The Keras Model.load_model method can be exploited to achieve arbitrary code execution, even with safe_mode=True. One can create a specially crafted .keras model archive that, when loaded via Model.load_model, will trigger arbitrary code to be executed. This is achieved by crafting a special config.json (a file within the .keras archive) that will invoke keras.config.enable_unsafe_deserialization() to disable safe mode. Once safe mode is disable, one can use the Lambda layer feature of keras, which allows arbitrary Python code in the form of pickled code. Both can appear in the same archive. Simply the keras.config.enable_unsafe_deserialization() needs to appear first in the archive and the Lambda with arbitrary code needs to be second.

AI-Powered Analysis

Machine-generated threat intelligence

AILast updated: 02/27/2026, 04:32:06 UTC

Technical Analysis

CVE-2025-9906 is a deserialization vulnerability (CWE-502) in the Keras deep learning framework, specifically affecting version 3.0.0. The vulnerability arises from the Model.load_model method, which loads machine learning models stored in .keras archive files. These archives contain a config.json file and other serialized components. An attacker can craft a malicious .keras archive with a config.json that programmatically calls keras.config.enable_unsafe_deserialization(), which disables the built-in safe mode designed to prevent unsafe code execution during deserialization. Once safe mode is disabled, the attacker can embed a Lambda layer containing arbitrary pickled Python code, which is executed upon model loading. This chain allows arbitrary code execution on the host system with the privileges of the user running the load_model method. The attack requires the victim to load the malicious model, implying some user interaction and privileges are necessary. The vulnerability is rated high severity with a CVSS 8.6, reflecting the significant impact on confidentiality, integrity, and availability, combined with moderate attack complexity and required privileges. No patches or fixes are currently linked, and no exploits have been observed in the wild, but the risk is substantial given Keras’s popularity in AI/ML development environments.

Potential Impact

The impact of CVE-2025-9906 is severe for organizations relying on Keras 3.0.0 for machine learning model deployment and development. Successful exploitation leads to arbitrary code execution, potentially allowing attackers to execute malicious commands, install malware, exfiltrate sensitive data, or disrupt services. This compromises confidentiality, integrity, and availability of affected systems. Since Keras is widely used in research, enterprise AI applications, and cloud-based ML pipelines, the vulnerability could be leveraged to pivot into broader network compromise or data breaches. The requirement for user interaction and some privileges limits remote exploitation but does not eliminate risk, especially in environments where untrusted models might be loaded or shared. The lack of patches increases exposure time. Organizations may face operational disruption, intellectual property theft, and regulatory compliance issues if exploited.

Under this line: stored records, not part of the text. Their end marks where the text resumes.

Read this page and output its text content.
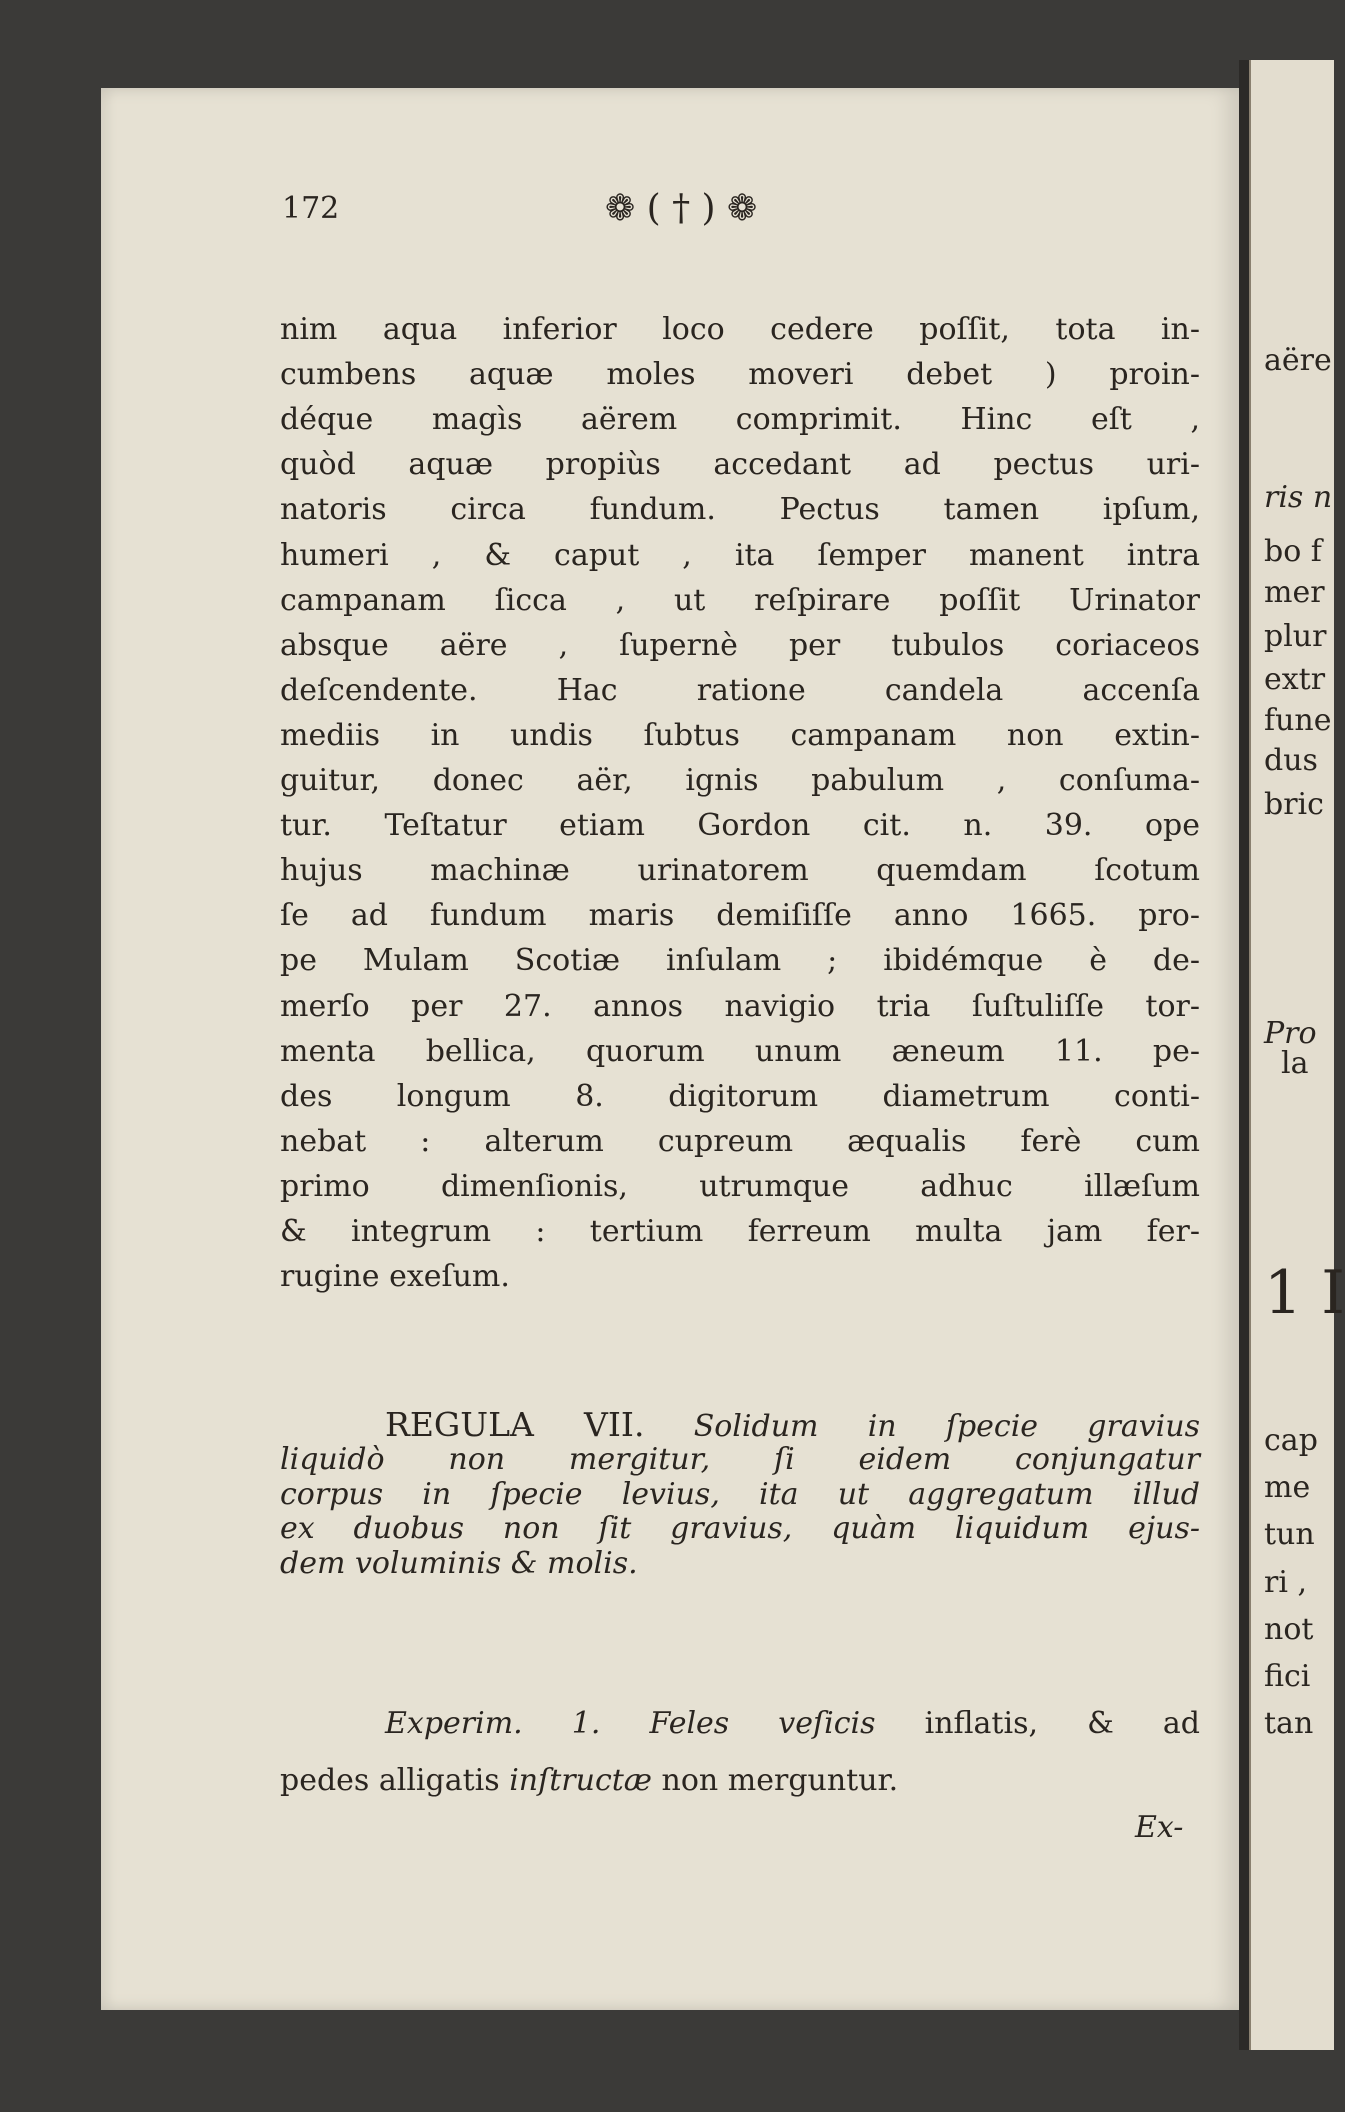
172	❁ ( † ) ❁
nim aqua inferior loco cedere poſſit, tota in-
cumbens aquæ moles moveri debet ) proin-
déque magìs aërem comprimit. Hinc eſt ,
quòd aquæ propiùs accedant ad pectus uri-
natoris circa fundum. Pectus tamen ipſum,
humeri , & caput , ita ſemper manent intra
campanam ſicca , ut reſpirare poſſit Urinator
absque aëre , ſupernè per tubulos coriaceos
deſcendente. Hac ratione candela accenſa
mediis in undis ſubtus campanam non extin-
guitur, donec aër, ignis pabulum , conſuma-
tur. Teſtatur etiam Gordon cit. n. 39. ope
hujus machinæ urinatorem quemdam ſcotum
ſe ad fundum maris demiſiſſe anno 1665. pro-
pe Mulam Scotiæ inſulam ; ibidémque è de-
merſo per 27. annos navigio tria ſuſtuliſſe tor-
menta bellica, quorum unum æneum 11. pe-
des longum 8. digitorum diametrum conti-
nebat : alterum cupreum æqualis ferè cum
primo dimenſionis, utrumque adhuc illæſum
& integrum : tertium ferreum multa jam fer-
rugine exeſum.
REGULA VII. Solidum in ſpecie gravius
liquidò non mergitur, ſi eidem conjungatur
corpus in ſpecie levius, ita ut aggregatum illud
ex duobus non ſit gravius, quàm liquidum ejus-
dem voluminis & molis.
Experim. 1. Feles veſicis inflatis, & ad
pedes alligatis inſtructæ non merguntur.
Ex-
aëre
ris n
bo f
mer
plur
extr
fune
dus
bric
Pro
la
1 I
cap
me
tun
ri ,
not
fici
tan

Mitigation Recommendations

To mitigate CVE-2025-9906, organizations should: 1) Avoid loading untrusted or unauthenticated .keras model files, especially from external or unknown sources. 2) Implement strict access controls and code execution policies around environments where Keras models are loaded. 3) Monitor and restrict the use of the Model.load_model method to trusted personnel and automated systems only. 4) Use containerization or sandboxing to isolate model loading processes, limiting potential damage from arbitrary code execution. 5) Stay alert for official patches or updates from the Keras team and apply them promptly once available. 6) Consider static or dynamic analysis of model archives before loading to detect suspicious config.json or Lambda layers. 7) Educate developers and data scientists about the risks of deserializing untrusted data in ML workflows. 8) Employ runtime monitoring and endpoint detection to identify anomalous behavior indicative of exploitation attempts. These steps go beyond generic advice by focusing on operational controls and proactive detection tailored to this vulnerability’s exploitation vector.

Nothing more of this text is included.